Dans l’événement à l’étude, le pilote pilotait l’ATP à l’aide d’un contrôleur intelligent DJI Cendence équipé d’un écran DJI CrystalSky (figure 5). La transmission vidéo était configurée pour s’afficher également sur un écran de télévision plat monté sur le véhicule de déploiement de l’ATP. L’écran de télévision affiche les images aériennes en temps réel, mais pas les renseignements télémétriques qui sont affichés sur l’écran CrystalSky monté au-dessus du contrôleur Cendence, comme les renseignements sur l’altitude et les avertissements de trafic.
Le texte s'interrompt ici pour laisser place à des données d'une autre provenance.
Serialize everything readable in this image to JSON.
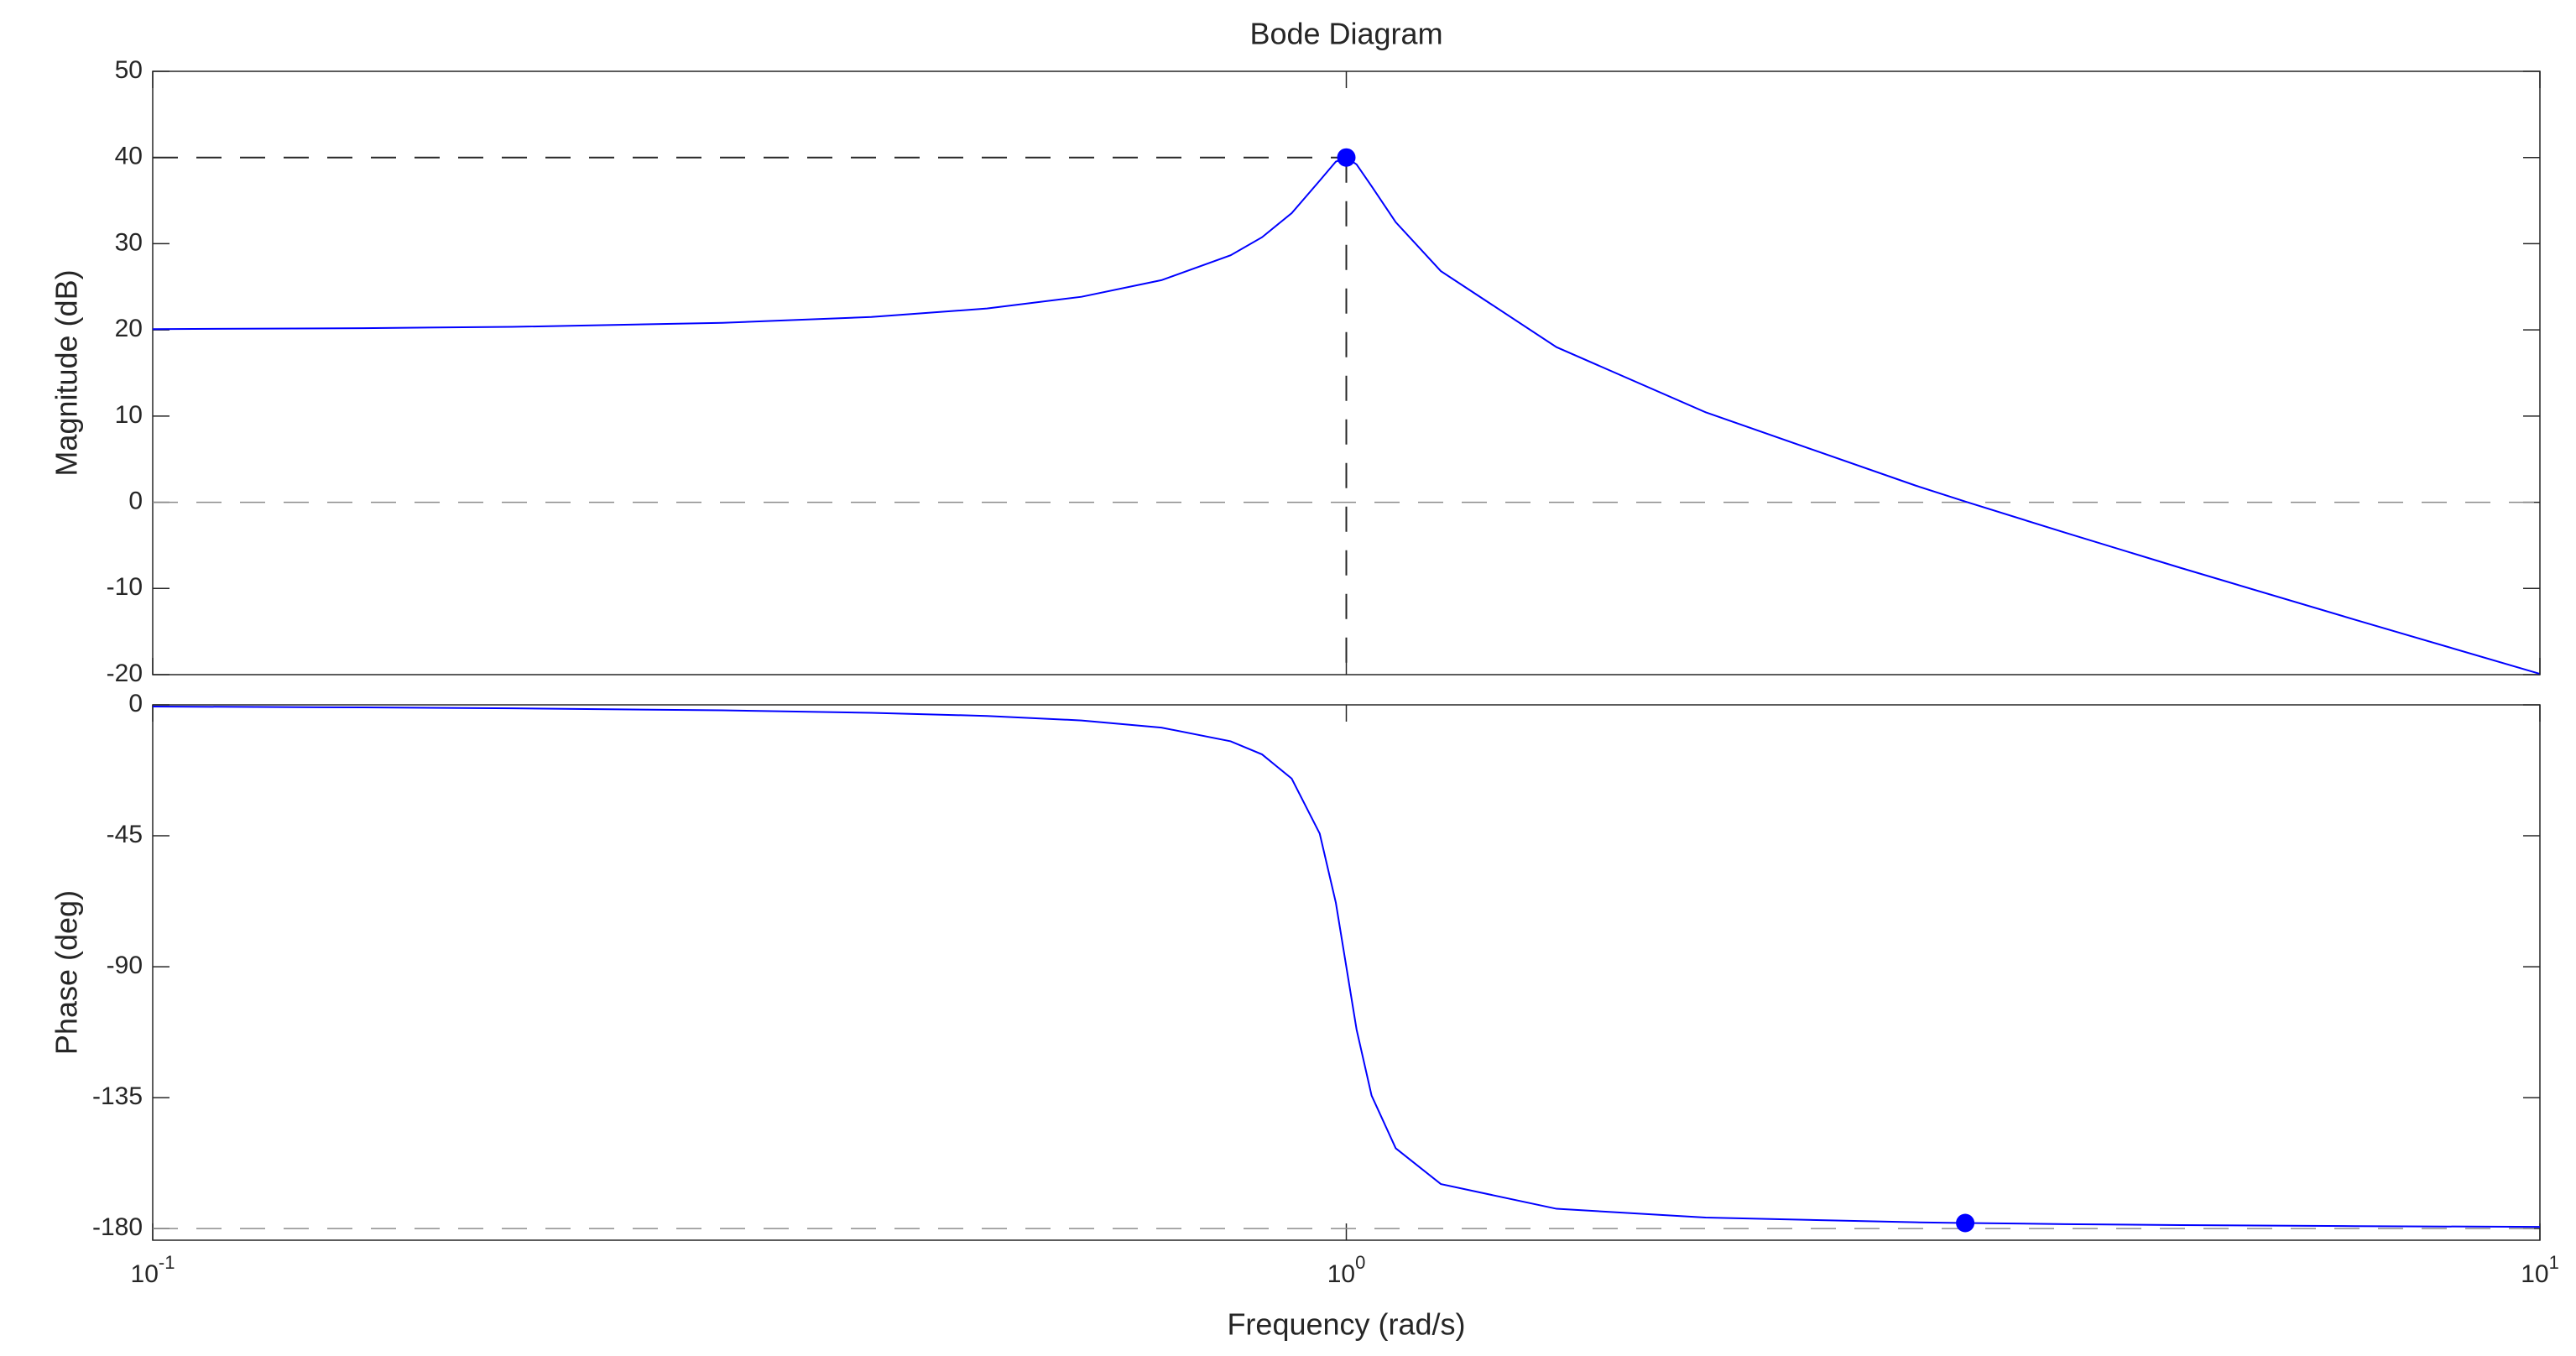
{
  "chart_data": [
    {
      "type": "line",
      "title": "Bode Diagram",
      "ylabel": "Magnitude (dB)",
      "log_x": true,
      "x": [
        0.1,
        0.15,
        0.2,
        0.3,
        0.4,
        0.5,
        0.6,
        0.7,
        0.8,
        0.85,
        0.9,
        0.95,
        0.98,
        1,
        1.02,
        1.05,
        1.1,
        1.2,
        1.5,
        2,
        3,
        3.3,
        4,
        5,
        7,
        10
      ],
      "series": [
        {
          "color": "#0000ff",
          "values": [
            20.09,
            20.2,
            20.35,
            20.82,
            21.5,
            22.48,
            23.84,
            25.77,
            28.66,
            30.75,
            33.55,
            37.32,
            39.52,
            40,
            39.2,
            36.67,
            32.5,
            26.82,
            18.0,
            10.44,
            1.93,
            0.09,
            -3.52,
            -7.61,
            -13.63,
            -19.91
          ]
        }
      ],
      "xlim": [
        0.1,
        10
      ],
      "ylim": [
        -20,
        50
      ],
      "yticks": [
        -20,
        -10,
        0,
        10,
        20,
        30,
        40,
        50
      ],
      "marker": {
        "x": 1,
        "y": 40
      },
      "ref_line": 0
    },
    {
      "type": "line",
      "ylabel": "Phase (deg)",
      "xlabel": "Frequency  (rad/s)",
      "log_x": true,
      "x": [
        0.1,
        0.15,
        0.2,
        0.3,
        0.4,
        0.5,
        0.6,
        0.7,
        0.8,
        0.85,
        0.9,
        0.95,
        0.98,
        1,
        1.02,
        1.05,
        1.1,
        1.2,
        1.5,
        2,
        3,
        3.3,
        4,
        5,
        7,
        10
      ],
      "series": [
        {
          "color": "#0000ff",
          "values": [
            -0.58,
            -0.88,
            -1.19,
            -1.89,
            -2.73,
            -3.81,
            -5.36,
            -7.82,
            -12.53,
            -17.03,
            -25.35,
            -44.26,
            -68.0,
            -90,
            -111.6,
            -134.3,
            -152.4,
            -164.7,
            -173.2,
            -176.2,
            -177.85,
            -178.09,
            -178.47,
            -178.8,
            -179.16,
            -179.42
          ]
        }
      ],
      "xlim": [
        0.1,
        10
      ],
      "ylim": [
        -184,
        0
      ],
      "yticks": [
        -180,
        -135,
        -90,
        -45,
        0
      ],
      "xticks": [
        {
          "value": 0.1,
          "label": "10^-1"
        },
        {
          "value": 1,
          "label": "10^0"
        },
        {
          "value": 10,
          "label": "10^1"
        }
      ],
      "marker": {
        "x": 3.3,
        "y": -178.09
      },
      "ref_line": -180
    }
  ]
}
L’ATP est équipé d’un récepteur de surveillance dépendante automatique en mode diffusion (ADS-B), qui capte les signaux des aéronefs à proximité équipés d’un système ADS-B et alerte les pilotes d’ATP au moyen d’un avertissement de trafic. Le Cessna n’était pas équipé d’un système ADS-B et n’aurait donc pas généré d’avertissement de trafic.
L’ATP à l’étude était enregistré auprès de Transports Canada (TC) comme l’exige la réglementation.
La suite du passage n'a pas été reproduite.